Lord Justice Longmore :

41.

I agree with both judgments.

42.

In these days of written final submissions and computer literacy it must be tempting for a judge who has formed a clear view of a primarily factual dispute to frame his judgment by lifting large parts of the written submissions of the party he has decided should win and incorporating them in his judgment. But to do so without (or with only minimal) acknowledgment and without making reference to the submissions made by the other side inevitably leaves a deep sense of grievance with the losing party.
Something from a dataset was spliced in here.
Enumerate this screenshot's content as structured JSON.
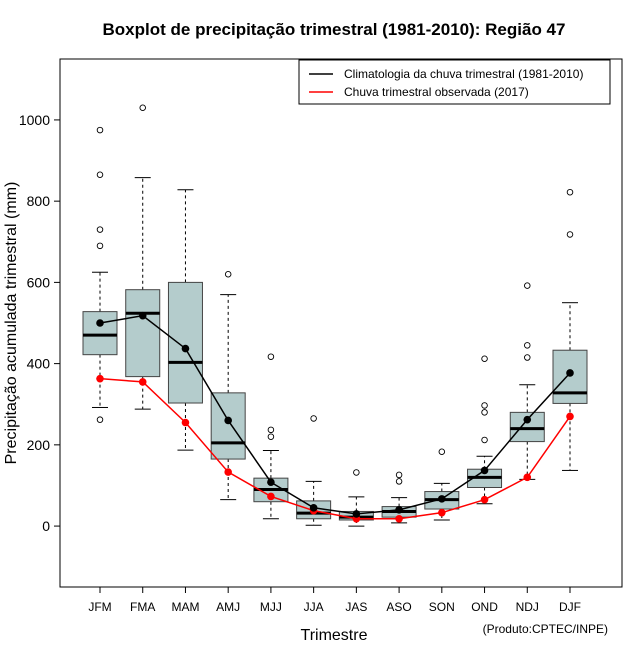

He or she will understandably feel that the judge has never properly engaged with the case when forming his judgment.

43.

It also puts this court in a position of considerable difficulty because it has to make a detailed examination of underlying factual material to see whether the judge has truly engaged with the losing party’s case when the judge could easily have shown that he had so engaged, by reciting the main points made by the losing party and stating why he rejects them. Having made that detailed examination, all of us are satisfied that the judge has in fact engaged with the defendants’ cases and has rightly seen that they have no substance; it would therefore serve no purpose to order a new trial before a different judge.

44.

But we trust that no judge in any future case will lift so much of a claimant’s submissions into his own judgment as this judge has done and that, if substantial portions are to be lifted, it will be with proper acknowledgment and with a recitation of the defendant’s case together with a reasoned rejection of it. It is only in that way that unnecessary appeals can be avoided and the litigant be satisfied that he has received the justice that is his due.